Sağlık Kontrolü: 03.05.2025 Cuma Molnar Randevumuz 09:00'da idi. Biz daha önce korona aşısı yaptırmamıştık. Bu nedenle ilk aşımızı 28.04.2024'te hastanede yaptırdık. Tek doz olması sebebiyle burada tekrar etmek istedim. verdiğimiz belgeler: - Pasaportlarımız konsoloslukta olduğu için, pasaportun aslı değil fotokopileri (bunu gitmeden önce sormuştuk, onlar da ilk sayfalarının fotokopisinin yeterli olacağını söyledi) - korona aşı kartı - bağışıklık kan testi sonucu (biz geçen sene yaptırmıştık, bu sene tekrar gittiğimizde intaniye doktoru yaptırdığımız testin ömür boyu geçerliliği olan bir sonuç olması sebebiyle aynı değerlere tekrar bakmadı. Molnar da tarihe takılmadı.) - eşim sağlık ocağından aldığım TDAP aşısı olmuştur ibaresinin yer aldığı ıslak imzalı kağıdı, İngilizce çevirisi ile birlikte; ben de uluslararası aşı kartını (hudut sağlığından alınan sarı defter, içinde daha önceki senelerde yapmış olduğum geziler için sarı humma vb. ile TDAP aşısının yapıldığına dair imza ve ilgili aşının barkodunun yapıştırılmış olduğu) sunduk. Beklerken form doldurduk, sonra onlar bilgisayarda bizimle ilgili form doldurup fotoğraflarımızı çektiler. Yüz yüze görüşmede, doktor asistanı bize ameliyat, göz bozukluğu, psikolojik problemlerimiz vb. olup olmadığını sordu. Aşılarımız üzerinden geçerken, yeni çıkan bir durum olarak (ki 26.04.2024'te email gelmişti bununla ilgili ama o sıra işlemler peşinde koştuğumuz için ilgilenemedik) polio aşısının yetişkinlerde 3 doz istendiğini, bizim bağışıklık kan testinde polio olmadığını, bununla ilgili bir belge de sunmadığımız için ya polio aşısı yapması gerektiğini ya da bağışıklı testi yaparak sonuca göre (ki bunun da sonucunun gelmesinin uzun sürebileceğini) hareket etmesi gerektiğini söyledi. Paşa paşa aşımızı olduk (kişi başı 40 euro). Eklemem gerekir ki; benim uluslararası aşı kartında polio aşısı da vardı. Ancak onu da tek doz olduğu için doktor asistanı kabul etmedi. doktor asistanı kanımızı aldı ve sonra gelen doktor da muayene etti. Muayenemizde de, sadece sırt üstü uzanarak refleks testi (evet biz de anlamadık) ve aşımız yapıldı. oradan da röntgen merkezine gittik. oldukça detaylı bir kağıt hazırlamışlar yeri anlatabilmek için, ama forumdaki anlatımlardan elimizle koymuş gibi bulduk. Buradaki sıra bekleme durumu günden güne değiştiği için çok detaylı anlatmama gerek yok sanırım. Totalde bir buçuk saatte işimizi hallettik ve çıktık. İşlemlerimiz cuma günü bitmiş oldu.
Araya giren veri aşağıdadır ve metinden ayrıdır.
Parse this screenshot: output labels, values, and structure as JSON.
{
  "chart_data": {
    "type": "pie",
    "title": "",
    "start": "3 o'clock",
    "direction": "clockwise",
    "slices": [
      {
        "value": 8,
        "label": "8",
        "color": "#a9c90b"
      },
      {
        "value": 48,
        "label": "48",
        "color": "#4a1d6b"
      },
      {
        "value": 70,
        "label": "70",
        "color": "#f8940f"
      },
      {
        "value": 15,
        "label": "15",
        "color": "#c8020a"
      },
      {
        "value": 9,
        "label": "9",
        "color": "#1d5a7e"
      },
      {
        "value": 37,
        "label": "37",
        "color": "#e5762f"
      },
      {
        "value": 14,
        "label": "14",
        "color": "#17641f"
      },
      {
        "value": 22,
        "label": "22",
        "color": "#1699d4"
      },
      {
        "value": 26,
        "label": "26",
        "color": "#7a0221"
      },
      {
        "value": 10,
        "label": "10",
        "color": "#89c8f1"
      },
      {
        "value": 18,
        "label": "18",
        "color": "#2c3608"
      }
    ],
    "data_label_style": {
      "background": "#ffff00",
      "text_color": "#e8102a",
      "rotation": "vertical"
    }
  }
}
Dönüş biletimizi 8 Mayıs Çarşamba gününe almıştık. Dolayısıyla pazartesi sabahtan itibaren önce röntgen merkezinden sonuçların çıkıp çıkmadığını öğrendik. Sonra Molnar’dan sonuçları gönderip göndermediklerini öğrenmek istedik. Röntgen sonuçlarını aldıklarını kan testi sonucunu beklediklerini söylediler ve mesaileri saat öğlen 12’de bittiği için işimiz salıya kaldı. Salı günü sabah Molnar, önceki akşam üst üste attığımız maillerden olsa gerek, sağlık dosyanızı gönderdik diye bilgi verdi. Ondan sonra da elçilikten haber beklemeye başladık ve tabii moraller bozuldu. Saat 16:00 gibi elçiliğin olduğu bölgeye gittik, hemen gelin derlerse gidip alalım diye. Akşam 17:00 gibi de artık Marriott otelin lobisinde beklemeye kadar gittik. Ama ses yok elçilikten. Akşam bu moral bozukluğuyla sabah görmeleri için bir mail attık, öğlen uçağımız olduğunu hatırlattık. Neyse ki sabah ilk iş olarak “15 dakikaya elçilikte olun vizeniz basılmış olacak” mailini attılar. Biz o sırada zaten otelden çıkışımızı yapmış elçiliğe giden tramvaya binmiştik bile. Sonuç olarak öğlen dönüş uçağımıza da yetiştik ağzımız kulaklarımızda yolculuğumuzu yaptık.
Bu satırları da size Texas’taki evimizden yazıyoruz. Bir türlü kafamızı ve zamanımızı toparlayıp aktarmak istediklerimizi yazamamıştık. Umarım yazdıklarımız faydalı olur. Amerika’daki tecrübelerimizi de mümkün oldukça paylaşmaya çalışacağız.
Yeşilkartforum'a katkı sunan herkese teşekkür etmek isteriz.